Stilistisch nutzt Schiller eine Vielzahl von poetischen Mitteln, um die Themen und Botschaften des Gedichts zu verstärken:
- Symbolik: Die Glocke selbst ist das zentrale Symbol des Gedichts. Sie steht für Gemeinschaft, Harmonie und den Lebenszyklus. Ihre Herstellung und ihr Klang werden mit den verschiedenen Phasen des menschlichen Lebens assoziiert.
- Metaphern: Schiller setzt Metaphern wie „Flamme“ für Leidenschaft oder „Form“ für die Struktur des Lebens ein. Diese verdeutlichen die Verbindung zwischen dem handwerklichen Prozess und der menschlichen Existenz.
- Personifikation: Naturphänomene und abstrakte Begriffe werden vermenschlicht, beispielsweise „Die Flamme schweigt“ oder „Der Strom zürnt“, um die Lebendigkeit und Dramatik zu erhöhen.
- Reimschema: Das Gedicht nutzt überwiegend Paarreime (AABB), um die Harmonie und Ordnung zu unterstreichen. An einigen Stellen wird das Schema durch freie Verse aufgelockert, was die Dynamik und den Übergang zwischen verschiedenen Themen betont.
- Klangmalerei: Der Klang der Glocke wird durch lautmalerische Elemente wie den Wechsel von kurzen und langen Versen, Wiederholungen und rhythmischen Variationen nachempfunden.

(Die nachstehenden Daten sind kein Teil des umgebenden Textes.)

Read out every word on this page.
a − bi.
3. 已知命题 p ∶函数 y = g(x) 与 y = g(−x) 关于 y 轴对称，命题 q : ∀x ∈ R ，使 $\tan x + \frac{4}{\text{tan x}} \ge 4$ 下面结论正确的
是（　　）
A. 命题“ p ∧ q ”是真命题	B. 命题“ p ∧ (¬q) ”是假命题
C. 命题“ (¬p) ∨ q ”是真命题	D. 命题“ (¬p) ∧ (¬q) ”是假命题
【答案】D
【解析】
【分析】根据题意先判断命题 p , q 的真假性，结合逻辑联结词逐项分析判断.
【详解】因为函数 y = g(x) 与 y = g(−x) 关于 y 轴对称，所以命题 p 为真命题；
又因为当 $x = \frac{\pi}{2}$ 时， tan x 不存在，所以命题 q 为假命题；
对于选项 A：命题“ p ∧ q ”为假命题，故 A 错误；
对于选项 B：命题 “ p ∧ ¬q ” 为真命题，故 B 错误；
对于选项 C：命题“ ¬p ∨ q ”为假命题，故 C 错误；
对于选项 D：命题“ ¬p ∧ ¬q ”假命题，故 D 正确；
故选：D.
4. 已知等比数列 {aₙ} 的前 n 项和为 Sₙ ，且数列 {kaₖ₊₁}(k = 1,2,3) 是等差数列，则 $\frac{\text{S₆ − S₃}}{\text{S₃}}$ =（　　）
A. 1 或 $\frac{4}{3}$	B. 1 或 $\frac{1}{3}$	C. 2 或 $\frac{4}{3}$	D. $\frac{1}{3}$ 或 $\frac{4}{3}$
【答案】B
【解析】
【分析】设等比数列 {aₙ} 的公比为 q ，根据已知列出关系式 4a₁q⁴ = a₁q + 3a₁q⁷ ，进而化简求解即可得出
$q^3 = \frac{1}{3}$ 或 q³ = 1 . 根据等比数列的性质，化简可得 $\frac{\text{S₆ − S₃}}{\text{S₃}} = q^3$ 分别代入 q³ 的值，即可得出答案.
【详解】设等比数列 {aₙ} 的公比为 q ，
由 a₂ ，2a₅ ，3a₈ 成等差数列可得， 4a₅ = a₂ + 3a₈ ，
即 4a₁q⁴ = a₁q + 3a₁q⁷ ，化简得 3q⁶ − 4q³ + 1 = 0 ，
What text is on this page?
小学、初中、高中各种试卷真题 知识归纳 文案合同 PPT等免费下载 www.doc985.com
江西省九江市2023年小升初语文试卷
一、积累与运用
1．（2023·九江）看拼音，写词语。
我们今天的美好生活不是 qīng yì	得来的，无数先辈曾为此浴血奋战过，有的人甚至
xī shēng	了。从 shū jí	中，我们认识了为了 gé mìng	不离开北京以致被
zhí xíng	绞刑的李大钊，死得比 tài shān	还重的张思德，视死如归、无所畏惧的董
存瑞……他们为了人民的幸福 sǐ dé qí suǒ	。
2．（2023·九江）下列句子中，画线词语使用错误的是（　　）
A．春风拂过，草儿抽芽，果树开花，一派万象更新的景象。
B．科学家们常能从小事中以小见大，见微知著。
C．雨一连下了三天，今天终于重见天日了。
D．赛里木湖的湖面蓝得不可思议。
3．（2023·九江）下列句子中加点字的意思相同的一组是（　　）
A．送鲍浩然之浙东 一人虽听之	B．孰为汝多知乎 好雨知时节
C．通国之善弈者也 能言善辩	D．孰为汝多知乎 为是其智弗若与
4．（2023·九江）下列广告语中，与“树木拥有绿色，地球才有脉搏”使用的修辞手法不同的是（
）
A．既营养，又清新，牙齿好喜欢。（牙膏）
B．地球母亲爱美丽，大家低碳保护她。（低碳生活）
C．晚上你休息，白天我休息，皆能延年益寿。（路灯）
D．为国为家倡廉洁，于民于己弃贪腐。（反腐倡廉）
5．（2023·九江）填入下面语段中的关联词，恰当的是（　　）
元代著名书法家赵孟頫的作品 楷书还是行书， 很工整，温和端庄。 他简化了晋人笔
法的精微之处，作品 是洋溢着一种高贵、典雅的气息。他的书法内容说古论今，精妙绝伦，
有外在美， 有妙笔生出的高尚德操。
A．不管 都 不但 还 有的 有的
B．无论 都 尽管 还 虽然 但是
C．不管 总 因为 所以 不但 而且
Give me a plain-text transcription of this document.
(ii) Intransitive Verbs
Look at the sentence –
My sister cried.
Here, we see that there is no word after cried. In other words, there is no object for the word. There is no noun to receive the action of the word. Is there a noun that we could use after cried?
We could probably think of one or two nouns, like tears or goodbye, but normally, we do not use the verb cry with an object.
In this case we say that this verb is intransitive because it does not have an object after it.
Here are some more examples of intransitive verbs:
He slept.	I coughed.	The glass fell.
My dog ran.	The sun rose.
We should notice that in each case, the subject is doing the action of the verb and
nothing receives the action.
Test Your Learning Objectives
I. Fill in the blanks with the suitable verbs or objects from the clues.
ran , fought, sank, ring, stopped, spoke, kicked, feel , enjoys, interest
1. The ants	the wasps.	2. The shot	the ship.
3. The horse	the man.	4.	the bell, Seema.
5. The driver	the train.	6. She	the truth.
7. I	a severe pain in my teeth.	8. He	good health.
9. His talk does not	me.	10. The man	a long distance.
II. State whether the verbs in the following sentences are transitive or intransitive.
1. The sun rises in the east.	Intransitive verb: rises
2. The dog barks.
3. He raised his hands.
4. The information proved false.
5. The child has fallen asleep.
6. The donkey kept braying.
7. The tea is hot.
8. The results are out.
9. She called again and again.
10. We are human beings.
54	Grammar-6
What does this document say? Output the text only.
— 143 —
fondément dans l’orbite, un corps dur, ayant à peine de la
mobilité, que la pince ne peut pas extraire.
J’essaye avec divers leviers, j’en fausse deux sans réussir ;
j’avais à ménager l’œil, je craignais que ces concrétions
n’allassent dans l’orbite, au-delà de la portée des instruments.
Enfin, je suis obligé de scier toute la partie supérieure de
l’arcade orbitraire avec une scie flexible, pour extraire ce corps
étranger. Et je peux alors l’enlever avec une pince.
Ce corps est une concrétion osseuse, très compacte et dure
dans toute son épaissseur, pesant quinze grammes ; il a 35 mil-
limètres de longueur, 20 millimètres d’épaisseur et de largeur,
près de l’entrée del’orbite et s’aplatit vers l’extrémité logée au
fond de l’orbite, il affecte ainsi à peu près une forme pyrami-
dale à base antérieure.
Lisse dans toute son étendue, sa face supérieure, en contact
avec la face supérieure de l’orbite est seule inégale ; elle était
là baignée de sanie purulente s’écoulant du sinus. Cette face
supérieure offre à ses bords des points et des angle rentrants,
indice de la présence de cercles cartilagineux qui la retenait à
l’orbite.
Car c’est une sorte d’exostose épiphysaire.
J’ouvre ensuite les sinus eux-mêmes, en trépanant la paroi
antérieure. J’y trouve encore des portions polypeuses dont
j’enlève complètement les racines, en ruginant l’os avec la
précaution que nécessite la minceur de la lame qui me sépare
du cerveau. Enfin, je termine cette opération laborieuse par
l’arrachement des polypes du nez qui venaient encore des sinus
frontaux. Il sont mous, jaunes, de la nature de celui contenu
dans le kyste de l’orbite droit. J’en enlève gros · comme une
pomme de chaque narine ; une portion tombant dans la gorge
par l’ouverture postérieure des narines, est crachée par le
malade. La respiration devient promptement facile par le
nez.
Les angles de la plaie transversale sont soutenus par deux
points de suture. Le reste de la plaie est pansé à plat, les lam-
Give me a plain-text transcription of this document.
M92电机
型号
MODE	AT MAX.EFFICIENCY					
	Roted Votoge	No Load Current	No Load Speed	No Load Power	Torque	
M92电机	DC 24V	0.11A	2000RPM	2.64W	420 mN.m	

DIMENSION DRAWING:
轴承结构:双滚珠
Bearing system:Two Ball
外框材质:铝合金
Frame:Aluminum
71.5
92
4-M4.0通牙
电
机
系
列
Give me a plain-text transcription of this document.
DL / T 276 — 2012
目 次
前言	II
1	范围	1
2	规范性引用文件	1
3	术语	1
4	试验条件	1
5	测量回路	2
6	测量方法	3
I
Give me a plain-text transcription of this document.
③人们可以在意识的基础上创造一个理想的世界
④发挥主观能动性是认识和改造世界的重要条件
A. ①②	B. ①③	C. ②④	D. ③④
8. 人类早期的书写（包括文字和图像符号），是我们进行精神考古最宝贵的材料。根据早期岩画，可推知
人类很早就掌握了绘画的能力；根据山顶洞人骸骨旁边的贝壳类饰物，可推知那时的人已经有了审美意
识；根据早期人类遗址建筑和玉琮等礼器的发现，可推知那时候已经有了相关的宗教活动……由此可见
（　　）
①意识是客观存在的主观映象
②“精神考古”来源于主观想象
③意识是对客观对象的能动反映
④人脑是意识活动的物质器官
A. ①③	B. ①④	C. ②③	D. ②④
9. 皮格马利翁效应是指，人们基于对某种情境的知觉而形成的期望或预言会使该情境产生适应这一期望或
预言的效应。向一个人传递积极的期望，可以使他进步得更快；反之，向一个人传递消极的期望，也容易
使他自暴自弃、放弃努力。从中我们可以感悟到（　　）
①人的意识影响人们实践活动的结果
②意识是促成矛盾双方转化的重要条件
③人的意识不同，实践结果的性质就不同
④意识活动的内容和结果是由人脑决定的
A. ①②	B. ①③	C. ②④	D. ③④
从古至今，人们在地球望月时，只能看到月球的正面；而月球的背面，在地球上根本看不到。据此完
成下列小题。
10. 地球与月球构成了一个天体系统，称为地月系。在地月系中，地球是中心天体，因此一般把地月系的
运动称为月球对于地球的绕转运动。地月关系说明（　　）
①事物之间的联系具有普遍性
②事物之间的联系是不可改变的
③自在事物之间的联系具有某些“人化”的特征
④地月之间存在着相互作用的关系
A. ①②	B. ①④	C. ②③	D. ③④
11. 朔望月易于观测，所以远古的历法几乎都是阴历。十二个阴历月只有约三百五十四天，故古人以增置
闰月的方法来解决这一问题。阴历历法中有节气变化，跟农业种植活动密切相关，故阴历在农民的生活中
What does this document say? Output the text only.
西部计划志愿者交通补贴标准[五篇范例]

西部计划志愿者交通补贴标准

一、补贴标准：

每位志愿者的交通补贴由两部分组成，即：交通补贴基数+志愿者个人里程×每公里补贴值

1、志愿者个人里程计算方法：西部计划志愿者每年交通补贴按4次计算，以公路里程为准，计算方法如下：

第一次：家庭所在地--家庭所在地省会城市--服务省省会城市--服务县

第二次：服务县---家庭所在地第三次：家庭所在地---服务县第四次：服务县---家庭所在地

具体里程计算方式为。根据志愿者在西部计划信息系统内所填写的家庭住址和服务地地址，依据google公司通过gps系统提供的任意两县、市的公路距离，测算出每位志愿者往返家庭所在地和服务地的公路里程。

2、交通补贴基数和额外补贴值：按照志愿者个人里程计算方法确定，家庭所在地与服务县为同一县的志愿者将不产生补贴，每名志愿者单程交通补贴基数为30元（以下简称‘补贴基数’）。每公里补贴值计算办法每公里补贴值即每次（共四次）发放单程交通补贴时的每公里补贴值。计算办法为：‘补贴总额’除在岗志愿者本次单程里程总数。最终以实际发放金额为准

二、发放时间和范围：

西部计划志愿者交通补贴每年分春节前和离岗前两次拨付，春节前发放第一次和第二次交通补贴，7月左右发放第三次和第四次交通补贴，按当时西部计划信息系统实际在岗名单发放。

- Kontraste: Schiller arbeitet mit Gegensätzen wie „Liebe und Leid“, „Friede und Krieg“ oder „Aufbau und Zerstörung“, um die Vielschichtigkeit des menschlichen Lebens darzustellen.
Der hymnische Stil und die bildhafte Sprache verleihen dem Gedicht eine feierliche und erhabene Atmosphäre. Durch die Kombination von künstlerischer Gestaltung und philosophischer Tiefe wird "Die Glocke" zu einem einzigartigen Werk, das sowohl das Handwerk als auch die menschliche Existenz poetisch würdigt.